More businesses are at risk of permanently closing their doors as some parts of the country mandate stricter COVID-19-related shutdowns, the head of the Canadian Federation of Independent Business (CFIB) warns.

“We are already seeing half of businesses in Canada – even those who are not affected by further rounds of shutdowns – saying that their sales dropped as a result of the second wave,” CFIB president and chief executive officer Dan Kelly said in a television interview with BNN Bloomberg Wednesday. “These businesses are already weakened.”

Prior to the second wave of infections, the CFIB estimated 160,000 businesses in Canada would fail before the pandemic ends. Kelly raised that number to 225,000, or more than one-in-seven.

“Governments are still fumbling around to put these programs in place – eight months in, ” Kelly said, referencing federal supports such as the promised Canada Emergency Business Account (CEBA) expansion and additional funding through a wage subsidy.

Kelly is urging governments to make shutdowns short and targeted to minimize the impact of a second round of business closures.

“Our advice to provincial governments is: ‘Please don’t put in place blanket shutdowns of the entire economy.
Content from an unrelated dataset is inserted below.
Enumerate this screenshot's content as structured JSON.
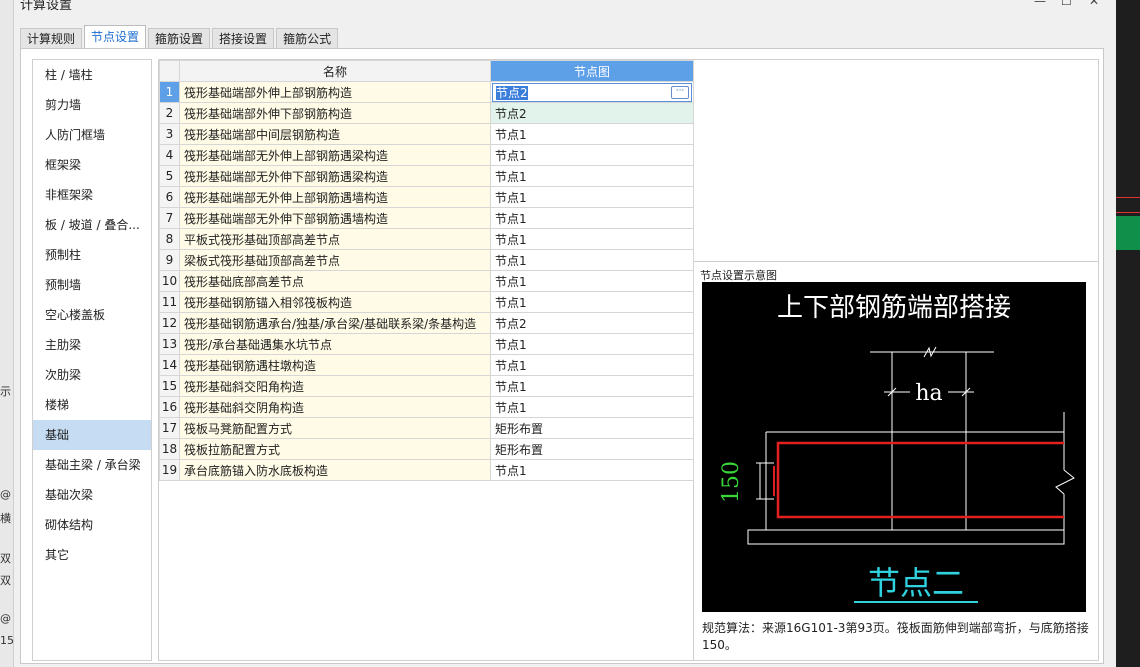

If there are cases where you need to do that, make it surgical for those sectors or business activities where the problems are coming from –  and lift them soon as is possible,’” he said.

“Secondly, make sure that the programs are in place and are delivering cash right away.”

Kelly’s comments come a day after the City of Toronto extended its ban on indoor dining another 28 days, and Manitoba announced it is forcing non-essential stores to close in an effort to contain the virus.

Andrew Oliver, chief executive of Oliver & Bonacini restaurant group, called Toronto’s decision “extremely disappointing” and said the city is “stepping on the restaurants’ throats.”